The IG found “weaknesses with FSA’s procedures for: 1. documenting the review and approval of legal memoranda establishing categories of borrower defense claims that qualified for discharge; 2. reviewing borrower defense claims; 3. processing claims approved for loan discharge and flagged for denial; and 4. establishing timeframes for claims intake, claims review, loan discharge, and claims denial processes and controls to ensure timeframes are met.”

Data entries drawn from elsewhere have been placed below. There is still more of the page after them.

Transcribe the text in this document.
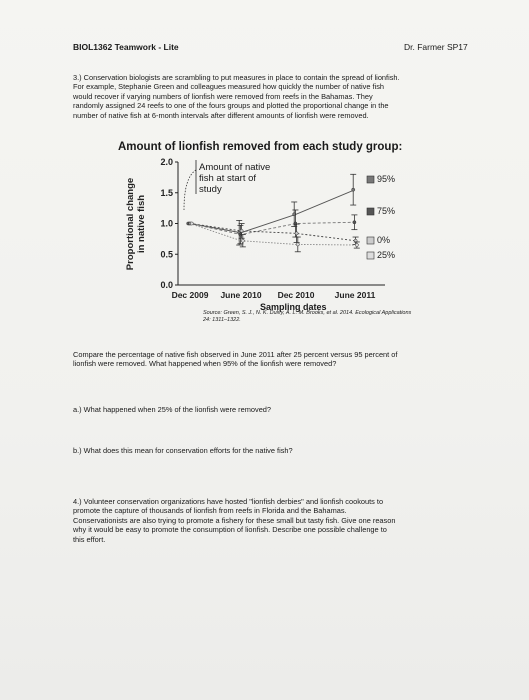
BIOL1362 Teamwork - Lite	Dr. Farmer SP17
3.) Conservation biologists are scrambling to put measures in place to contain the spread of lionfish.
For example, Stephanie Green and colleagues measured how quickly the number of native fish
would recover if varying numbers of lionfish were removed from reefs in the Bahamas. They
randomly assigned 24 reefs to one of the fours groups and plotted the proportional change in the
number of native fish at 6-month intervals after different amounts of lionfish were removed.
Amount of lionfish removed from each study group:
0.0
0.5
1.0
1.5
2.0
Dec 2009 June 2010 Dec 2010 June 2011
Proportional change in native fish
95%
75%
0%
25%
Amount of native
fish at start of
study
Sampling dates
Source: Green, S. J., N. K. Dulvy, A. L. M. Brooks, et al. 2014. Ecological Applications
24: 1311–1322.
Compare the percentage of native fish observed in June 2011 after 25 percent versus 95 percent of
lionfish were removed. What happened when 95% of the lionfish were removed?
a.) What happened when 25% of the lionfish were removed?
b.) What does this mean for conservation efforts for the native fish?
4.) Volunteer conservation organizations have hosted "lionfish derbies" and lionfish cookouts to
promote the capture of thousands of lionfish from reefs in Florida and the Bahamas.
Conservationists are also trying to promote a fishery for these small but tasty fish. Give one reason
why it would be easy to promote the consumption of lionfish. Describe one possible challenge to
this effort.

The Department has worked diligently to address the issues cited, yielding the improved discharge process.
ACTION
TAKEN TODAY
The
Department has approved for discharge 12,900 pending claims submitted by former Corinthian Colleges, Inc. students, and 8,600 pending
claims have been denied. This action includes claims that have been received
during this administration. Many of the denied claims were identified for
denial, but not acted on, by the prior administration.
Borrowers
will be notified on a rolling basis as their discharge is finalized. The
remaining pending claims will be adjudicated systematically under the newly
announced discharge process.
CONTINUING TO IMPROVE BORROWER DEFENSE
The borrower defense to repayment regulation currently is under negotiated rulemaking, which began Nov. 13. As Secretary DeVos stated when she announced the Department’s regulatory reset on June 14, 2017, the previous regulatory process yielded a “muddled process that's unfair to students and schools and puts taxpayers on the hook for significant costs.” She continued, “It is the Department's aim, and this Administration's commitment, to protect students from predatory practices while also providing clear, fair and balanced rules for colleges and universities to follow."
The negotiators will continue to work toward a new regulation that will treat students, institutions and taxpayers fairly.